Drone sales have skyrocketed in recent years, proving popular with photographers, industry and even racing enthusiasts. But Lanier A. Watkins, who led a team of students in the research, says that manufacturers have left many security weaknesses in their haste to get products to market.
"You see it with a lot of new technology," he added. "Security is often an afterthought. The value of our work is in showing that the technology in these drones is highly vulnerable to hackers."
Over the past year, Watkins tasked a group of master's students with finding a security exploit in an unspecified popular drone model. They found not just one, but three major flaws in its software.
In the first, they sent the drone 1,000 wireless connection requests in quick succession, each asking for control of the device. The bombardment overloaded the drone's CPU, causing it to shut down and fall out of the air.
In the second, they sent it an exceptionally large data packet - larger than the capacity of its memory buffer. Again, this caused a crash.
For the third, they sent digital packets to the drone's controller from their laptop, tweaked so they appeared to be coming from the drone itself.
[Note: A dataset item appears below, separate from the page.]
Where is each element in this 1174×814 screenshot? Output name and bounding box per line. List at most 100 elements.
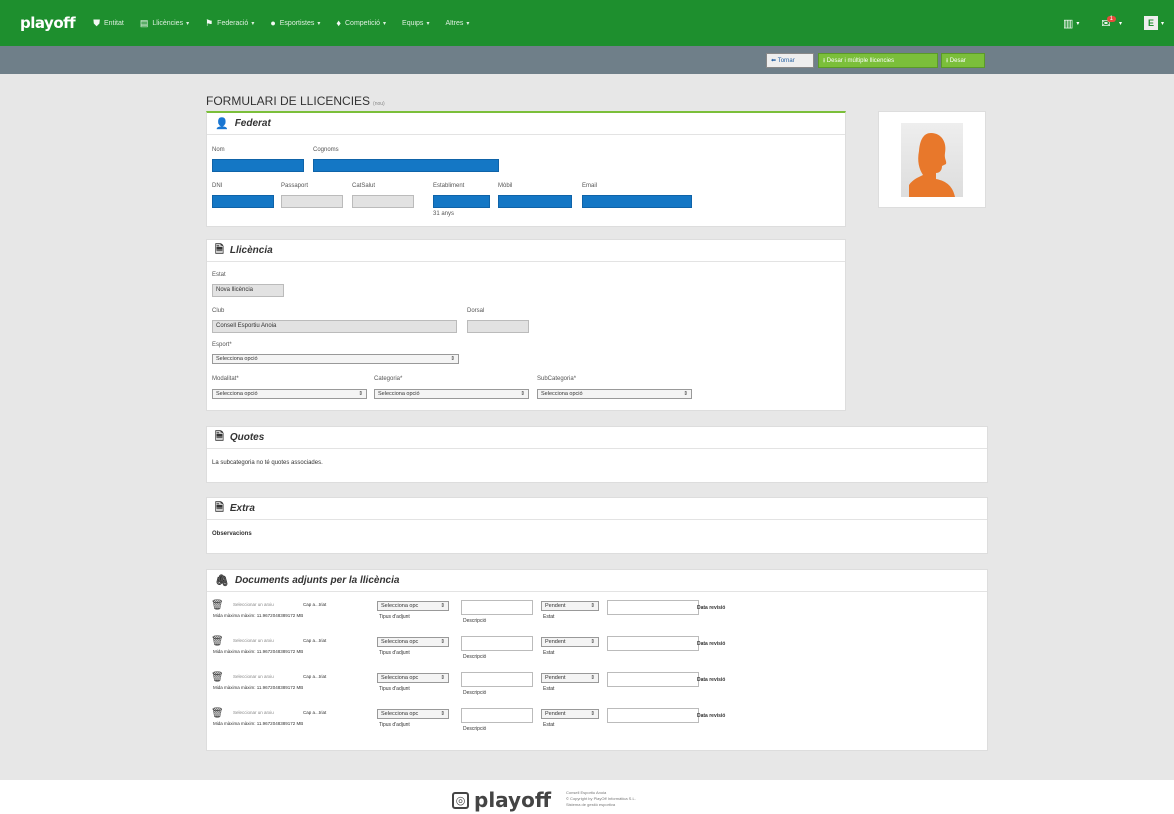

After a while, the controller began to mistake the laptop for the drone, severing its connection to the aircraft, leading the drone to make an emergency landing.
"We found three points that were actually vulnerable, and they were vulnerable in a way that we could actually build exploits for," Watkins said. "We demonstrated here that not only could someone remotely force the drone to land, but they could also remotely crash it in their yard and just take it."
Earlier this year, the team notified the manufacturer of the targeted device of their findings, but the company had not responded by the end of May.
Watkins says that he hopes that publishing his group's work will serve as a wake-up call so that future devices come with better security precautions built in.